Human rights organizations report that more than 200,000 Christians in Nagaland have been killed by the Indian government. The book ``The Politics of Genocide,'' by Inderjit Singh Jaijee, cites figures from the Punjab State Magistracy showing that over 50,000 Sikhs have been murdered by the Indian government since it invaded the Sikhs' holiest shrine, the Golden Temple, in June 1984.
In addition, according to a report by the Movement Against State Repression (MASR), the Indian government admitted to holding 52,268 Sikhs as political prisoners under the repressive, expired TADA law. According to Amnesty International, tens of thousands of other minorities are also being held.

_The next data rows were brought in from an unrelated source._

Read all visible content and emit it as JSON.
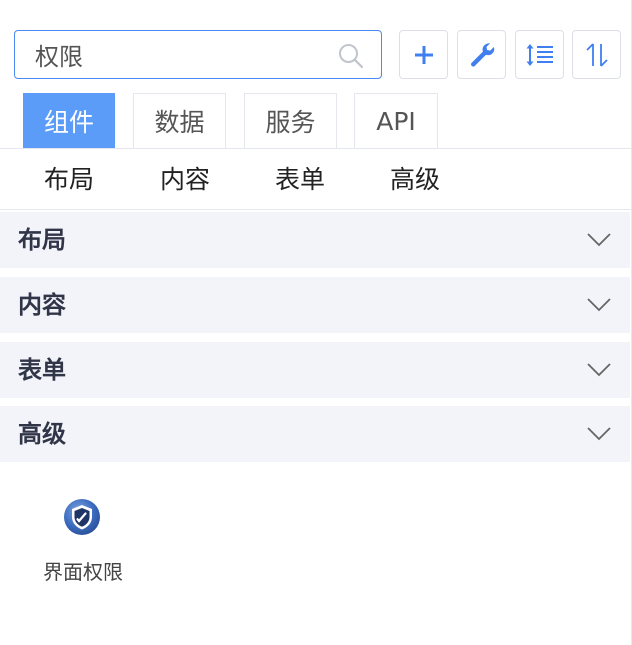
{
  "search": {
    "value": "权限"
  },
  "toolbar": {
    "add_icon": "plus-icon",
    "settings_icon": "wrench-icon",
    "sort_icon": "sort-lines-icon",
    "swap_icon": "up-down-arrows-icon"
  },
  "tabs": [
    {
      "label": "组件",
      "active": true
    },
    {
      "label": "数据",
      "active": false
    },
    {
      "label": "服务",
      "active": false
    },
    {
      "label": "API",
      "active": false
    }
  ],
  "subtabs": [
    {
      "label": "布局"
    },
    {
      "label": "内容"
    },
    {
      "label": "表单"
    },
    {
      "label": "高级"
    }
  ],
  "sections": [
    {
      "title": "布局",
      "expanded": false
    },
    {
      "title": "内容",
      "expanded": false
    },
    {
      "title": "表单",
      "expanded": false
    },
    {
      "title": "高级",
      "expanded": true
    }
  ],
  "components": [
    {
      "label": "界面权限",
      "icon": "shield-icon"
    }
  ],
  "colors": {
    "accent": "#4a8af4",
    "active_tab": "#5a9cf8",
    "section_bg": "#f2f4f9",
    "section_text": "#303548",
    "border": "#dcdfe6"
  }
}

In February, a bipartisan coalition of 42 members of the U.S. House of Representatives, led by Reps. Dan Burton, R-Ind., and Edolphus Towns, D-N.Y., wrote to President Bush urging him to work for the release of these political prisoners.
In 1994, the U.S. State Department reported that the Indian government paid out over 41,000 cash bounties to police officers for killing members of the Sikh minority. In the same year, the Indian newspaper Hitavada reported that the Indian government paid the late governor of Punjab, Surendra Nath, the equivalent of $1.5 billion to foment terrorist activity in Punjab and Kashmir. According to human rights groups, Indian forces have killed over 80,000 Muslims in Kashmir and thousands of other minorities, including Dalit
``untouchables,'' Tamils and others.
MASR also co-sponsored with the Punjab Human Rights Organization an investigation of the March 2000 massacre of 35 Sikhs in Chithisinghpora. It concluded that Indian forces carried out the massacre. A separate investigation conducted by the International Human Rights Organization came to the same conclusion. Retired General Narinder Singh has said that
``Punjab is a police state.''
The book ``Soft Target,'' written by Canadian journalists Zuhair Kashmeri of the Toronto Globe and Mail and Brian McAndrew of the Toronto Star, shows that India blew up its own airliner in 1985, killing 329 people, apparently in order to blame Sikhs for the atrocity and create a pretext for more violence against them. The book shows that the Indian consul general in Toronto pulled his daughter off the flight shortly before it was due to depart. An auto dealer who was a friend of the consul general also canceled his reservation at the last minute. Surinder Singh, director of North American Affairs for the External Affairs office in New Delhi, also canceled his reservation on that flight.
The consul general also called to finger a suspect in the case before the public knew that the bombing had taken place. The book quotes an agent of the Canadian State investigative Service (CSIS) as saying, ``If you really want to clear the incidents quickly, take vans down to the Indian High Commission and the consulates in Toronto and Vancouver, load up everybody and take them down for questioning. We know it, and they know it, that they are involved.''
In recent months, India has been added to the State Department's ``watch list'' of countries that violate religious freedom. Some members of Congress have called for sanctions against India and for an end to American aid. Some have also endorsed self-determination for the peoples seeking freedom from India through a plebiscite on independence. While these events seem unlikely to occur anytime soon, the Indian government has held negotiations with the freedom fighters in Nagaland. Home Minister L.K. Advani recently admitted that if Kashmir achieves freedom (which now seems more likely than ever), it will cause India to break apart. Some experts have predicted that within a decade, neither India nor Pakistan will exist in their current form.
The Indian subcontinent will continue to be a region that bears close attention by American policymakers.